Besides, the monster, as a creation of Frankenstein could reasonably called 'a Frankenstein', perhaps even 'the Frankenstein' in the same way we refer to 'a Rembra

Re:

[KublaiKhan (522918)]

I'd not take that therapy, m'self--I've got AB+, so you can throw pretty much anything into me and I'll take it. Also, it's not just the blood type of the red cells that matters--the plasma has a type, as well, and it turns out that AB+ plasma can be given to anyone without any trouble.

In addition, there are other possible consequences--some blood types, for instance, survive Bubonic Plague a lot more than other blood types, due to the similarity of surface proteins between certain kinds of blood cells

Re:Sounds like malpractice.

[NIckGorton (974753)]

Is it normal to transplant livers across blood types?

You can accept an Rh mismatch for a liver transplantation. And if you are going to die tomorrow, death from rejection in 5 years is a better deal.

This sounds like a nearly missed case of malpractice.

No. First of all this was not in the US. It is a uniquely American thing to assume that unless 1) All care is 100% perfect and 2) The outcome is 100% perfect, that you should sue your physician for malpractice.

Despite the best care, sometimes bad things happen and people die. And sometimes the best care isn't possible, and you do the best you can as the doctors did in this case. The ideal is a perfect blood type and HLA match, however failing to act because you don't have a perfect match would have resulted in this child's death. Perfect in this case is the enemy of good.

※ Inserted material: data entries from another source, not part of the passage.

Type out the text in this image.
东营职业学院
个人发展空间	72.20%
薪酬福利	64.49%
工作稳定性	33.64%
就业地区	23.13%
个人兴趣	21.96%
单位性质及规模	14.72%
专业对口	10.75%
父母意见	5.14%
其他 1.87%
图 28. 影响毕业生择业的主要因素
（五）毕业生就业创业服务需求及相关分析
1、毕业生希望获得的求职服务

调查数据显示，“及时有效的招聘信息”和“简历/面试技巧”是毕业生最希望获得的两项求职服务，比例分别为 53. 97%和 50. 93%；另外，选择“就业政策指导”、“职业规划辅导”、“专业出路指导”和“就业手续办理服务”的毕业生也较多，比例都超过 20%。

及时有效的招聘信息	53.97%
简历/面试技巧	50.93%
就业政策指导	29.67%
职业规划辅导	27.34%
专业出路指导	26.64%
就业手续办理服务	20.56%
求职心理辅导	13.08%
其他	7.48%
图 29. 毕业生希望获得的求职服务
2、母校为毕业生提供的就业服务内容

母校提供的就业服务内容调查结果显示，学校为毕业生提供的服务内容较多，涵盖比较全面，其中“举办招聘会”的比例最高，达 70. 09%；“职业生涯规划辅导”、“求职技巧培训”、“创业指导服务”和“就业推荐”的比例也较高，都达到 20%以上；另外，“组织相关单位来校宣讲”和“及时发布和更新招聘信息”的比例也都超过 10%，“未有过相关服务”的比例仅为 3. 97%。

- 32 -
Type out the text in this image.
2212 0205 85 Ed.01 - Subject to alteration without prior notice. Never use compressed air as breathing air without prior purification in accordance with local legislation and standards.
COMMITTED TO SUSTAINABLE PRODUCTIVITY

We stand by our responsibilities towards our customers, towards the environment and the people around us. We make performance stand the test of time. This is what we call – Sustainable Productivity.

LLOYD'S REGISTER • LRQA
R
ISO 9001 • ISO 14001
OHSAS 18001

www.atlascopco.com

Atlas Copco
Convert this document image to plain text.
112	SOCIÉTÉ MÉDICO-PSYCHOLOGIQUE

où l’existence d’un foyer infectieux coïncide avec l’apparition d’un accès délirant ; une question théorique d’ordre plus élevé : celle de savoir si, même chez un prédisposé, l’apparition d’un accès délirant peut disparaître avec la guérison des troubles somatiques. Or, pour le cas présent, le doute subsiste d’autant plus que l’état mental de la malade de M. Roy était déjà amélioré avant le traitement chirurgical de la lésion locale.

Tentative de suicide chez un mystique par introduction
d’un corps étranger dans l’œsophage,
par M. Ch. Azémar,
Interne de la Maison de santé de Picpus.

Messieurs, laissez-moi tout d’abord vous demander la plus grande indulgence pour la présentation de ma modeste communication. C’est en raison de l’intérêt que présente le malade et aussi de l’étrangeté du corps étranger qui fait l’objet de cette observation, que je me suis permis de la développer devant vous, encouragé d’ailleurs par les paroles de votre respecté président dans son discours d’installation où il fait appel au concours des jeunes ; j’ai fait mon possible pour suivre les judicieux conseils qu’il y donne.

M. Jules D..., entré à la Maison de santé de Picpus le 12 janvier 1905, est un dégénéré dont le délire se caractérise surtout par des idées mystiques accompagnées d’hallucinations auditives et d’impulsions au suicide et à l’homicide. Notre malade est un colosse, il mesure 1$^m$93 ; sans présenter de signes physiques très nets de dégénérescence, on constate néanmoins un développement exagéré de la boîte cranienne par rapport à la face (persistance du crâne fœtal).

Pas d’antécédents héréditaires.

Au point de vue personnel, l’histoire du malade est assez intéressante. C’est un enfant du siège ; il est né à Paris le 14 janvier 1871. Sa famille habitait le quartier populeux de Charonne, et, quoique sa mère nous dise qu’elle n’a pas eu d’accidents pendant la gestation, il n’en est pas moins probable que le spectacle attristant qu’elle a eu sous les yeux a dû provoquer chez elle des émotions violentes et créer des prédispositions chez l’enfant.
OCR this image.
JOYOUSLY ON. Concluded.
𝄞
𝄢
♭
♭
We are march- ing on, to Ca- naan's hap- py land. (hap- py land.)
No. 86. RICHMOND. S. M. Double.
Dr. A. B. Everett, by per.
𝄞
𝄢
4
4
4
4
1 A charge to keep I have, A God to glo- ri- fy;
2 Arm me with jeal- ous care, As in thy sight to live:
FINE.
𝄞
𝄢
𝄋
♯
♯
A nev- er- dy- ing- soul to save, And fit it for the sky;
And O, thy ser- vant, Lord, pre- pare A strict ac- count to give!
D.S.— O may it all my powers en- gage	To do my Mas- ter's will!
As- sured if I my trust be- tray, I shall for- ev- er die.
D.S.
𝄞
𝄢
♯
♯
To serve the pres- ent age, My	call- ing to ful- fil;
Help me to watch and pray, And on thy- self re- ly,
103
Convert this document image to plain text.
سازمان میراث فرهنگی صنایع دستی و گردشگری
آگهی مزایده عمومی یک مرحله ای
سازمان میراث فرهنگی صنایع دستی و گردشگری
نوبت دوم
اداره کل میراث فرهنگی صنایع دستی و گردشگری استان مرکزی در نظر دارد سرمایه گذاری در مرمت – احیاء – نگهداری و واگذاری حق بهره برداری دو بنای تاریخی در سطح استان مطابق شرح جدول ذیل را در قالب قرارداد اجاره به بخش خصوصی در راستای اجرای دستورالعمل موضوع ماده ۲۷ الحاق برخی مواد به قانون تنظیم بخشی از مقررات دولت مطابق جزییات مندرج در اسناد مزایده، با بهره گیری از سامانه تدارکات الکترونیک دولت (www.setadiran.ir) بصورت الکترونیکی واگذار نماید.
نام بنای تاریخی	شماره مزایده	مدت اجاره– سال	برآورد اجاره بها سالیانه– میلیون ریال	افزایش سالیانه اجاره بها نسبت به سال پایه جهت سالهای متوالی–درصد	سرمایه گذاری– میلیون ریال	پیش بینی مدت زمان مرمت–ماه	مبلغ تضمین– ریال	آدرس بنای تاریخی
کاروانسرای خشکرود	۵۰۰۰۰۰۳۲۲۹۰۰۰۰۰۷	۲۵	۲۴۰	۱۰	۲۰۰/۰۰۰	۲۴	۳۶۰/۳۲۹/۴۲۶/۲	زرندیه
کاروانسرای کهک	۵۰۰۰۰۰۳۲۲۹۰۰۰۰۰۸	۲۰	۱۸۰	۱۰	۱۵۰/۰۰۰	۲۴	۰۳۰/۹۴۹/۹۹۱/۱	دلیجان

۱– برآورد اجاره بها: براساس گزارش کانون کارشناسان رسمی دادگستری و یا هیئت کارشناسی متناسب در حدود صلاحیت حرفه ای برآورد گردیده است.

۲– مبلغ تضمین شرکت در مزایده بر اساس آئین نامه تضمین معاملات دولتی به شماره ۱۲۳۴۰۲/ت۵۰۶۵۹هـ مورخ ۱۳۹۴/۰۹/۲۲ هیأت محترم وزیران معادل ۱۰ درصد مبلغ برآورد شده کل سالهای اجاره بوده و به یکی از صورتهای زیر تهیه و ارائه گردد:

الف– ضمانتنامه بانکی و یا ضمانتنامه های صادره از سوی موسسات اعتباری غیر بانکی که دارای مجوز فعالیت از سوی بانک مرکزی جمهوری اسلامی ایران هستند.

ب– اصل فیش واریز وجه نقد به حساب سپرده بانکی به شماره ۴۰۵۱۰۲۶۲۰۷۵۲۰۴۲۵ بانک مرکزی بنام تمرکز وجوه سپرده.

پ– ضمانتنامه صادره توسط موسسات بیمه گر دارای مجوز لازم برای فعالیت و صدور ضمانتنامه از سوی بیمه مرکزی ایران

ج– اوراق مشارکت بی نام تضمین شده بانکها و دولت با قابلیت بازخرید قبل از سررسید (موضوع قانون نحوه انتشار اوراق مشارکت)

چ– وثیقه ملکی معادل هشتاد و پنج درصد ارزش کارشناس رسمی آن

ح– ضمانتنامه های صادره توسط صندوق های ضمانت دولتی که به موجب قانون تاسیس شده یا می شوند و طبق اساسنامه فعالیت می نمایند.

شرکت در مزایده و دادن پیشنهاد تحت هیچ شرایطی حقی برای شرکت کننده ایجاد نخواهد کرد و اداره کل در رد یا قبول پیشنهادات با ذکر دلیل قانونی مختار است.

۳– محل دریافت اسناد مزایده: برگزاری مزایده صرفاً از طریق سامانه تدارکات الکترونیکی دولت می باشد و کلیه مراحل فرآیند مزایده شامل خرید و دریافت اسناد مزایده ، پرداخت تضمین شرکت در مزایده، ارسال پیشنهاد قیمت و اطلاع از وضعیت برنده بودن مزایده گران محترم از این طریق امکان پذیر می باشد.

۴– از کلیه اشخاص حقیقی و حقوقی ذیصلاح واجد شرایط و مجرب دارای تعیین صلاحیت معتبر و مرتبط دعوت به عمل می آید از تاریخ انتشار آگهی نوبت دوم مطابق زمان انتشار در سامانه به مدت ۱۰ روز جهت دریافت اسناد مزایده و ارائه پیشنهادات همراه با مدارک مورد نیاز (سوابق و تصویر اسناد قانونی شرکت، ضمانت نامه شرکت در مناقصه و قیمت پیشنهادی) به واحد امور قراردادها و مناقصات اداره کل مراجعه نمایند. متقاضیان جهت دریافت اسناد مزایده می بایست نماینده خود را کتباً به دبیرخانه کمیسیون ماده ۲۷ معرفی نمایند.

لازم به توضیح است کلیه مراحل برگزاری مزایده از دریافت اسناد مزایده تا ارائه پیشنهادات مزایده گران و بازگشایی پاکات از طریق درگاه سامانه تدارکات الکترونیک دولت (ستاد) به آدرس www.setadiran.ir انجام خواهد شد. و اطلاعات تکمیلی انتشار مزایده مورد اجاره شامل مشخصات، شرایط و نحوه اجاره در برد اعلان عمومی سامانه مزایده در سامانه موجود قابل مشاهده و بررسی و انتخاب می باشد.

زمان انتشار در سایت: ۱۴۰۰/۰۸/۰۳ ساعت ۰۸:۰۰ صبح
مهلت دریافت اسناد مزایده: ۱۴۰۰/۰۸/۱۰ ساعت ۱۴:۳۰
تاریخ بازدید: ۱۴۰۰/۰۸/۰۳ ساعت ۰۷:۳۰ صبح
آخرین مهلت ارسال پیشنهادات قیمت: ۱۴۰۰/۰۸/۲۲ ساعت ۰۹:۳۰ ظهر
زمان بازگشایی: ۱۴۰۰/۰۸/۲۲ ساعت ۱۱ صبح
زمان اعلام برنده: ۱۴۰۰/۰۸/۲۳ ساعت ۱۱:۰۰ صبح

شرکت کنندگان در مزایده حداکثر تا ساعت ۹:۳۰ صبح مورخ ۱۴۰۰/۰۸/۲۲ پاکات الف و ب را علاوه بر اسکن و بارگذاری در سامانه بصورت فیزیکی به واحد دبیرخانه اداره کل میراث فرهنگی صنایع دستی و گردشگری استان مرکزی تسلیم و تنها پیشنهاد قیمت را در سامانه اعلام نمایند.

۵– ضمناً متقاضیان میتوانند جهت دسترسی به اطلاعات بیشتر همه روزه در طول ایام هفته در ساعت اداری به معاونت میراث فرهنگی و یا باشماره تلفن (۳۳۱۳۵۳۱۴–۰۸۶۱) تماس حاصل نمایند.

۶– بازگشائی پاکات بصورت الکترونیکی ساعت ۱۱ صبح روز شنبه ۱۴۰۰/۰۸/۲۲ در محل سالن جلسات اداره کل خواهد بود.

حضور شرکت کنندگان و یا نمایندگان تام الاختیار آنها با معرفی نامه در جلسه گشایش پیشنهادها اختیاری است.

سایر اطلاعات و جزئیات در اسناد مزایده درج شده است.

Unfortunately this sort of attitude creates no end to trouble and causes both inappropriately aggressive therapeutics and diagnostics in the US as opposed to elsewhere. There is a saying amongst OB/Gyns - you don't get sued for the C-Section that you do, you get sued for the C-Section you don't do. So surprise.... the US has a higher section rate for women. Similarly, in the US your child with belly pain is much more likely to get a CT scan to rule out appendicitis. Doing the CT doesn't get you sued, but failing to do it eventually will (because there is always going to be that very small number of kids with an appy that presented very atypically.) However, if you do 500 Abdominal CTs in kids less than 15, you will ultimately cause one excess cancer death in that group. But you won't get sued when the kid dies of renal cell cancer in his 40's. So kids with a very low risk of appendicitis instead of being observed (maybe even at home with responsible parents) will more often in the US get a trip to the donut and the resulting dose of radiation to their more vulnerable bodies.

While it might seem that holding physicians to unreasonable expectations is beneficial, in the long run you will get worse care due to the practice of defensive medicine.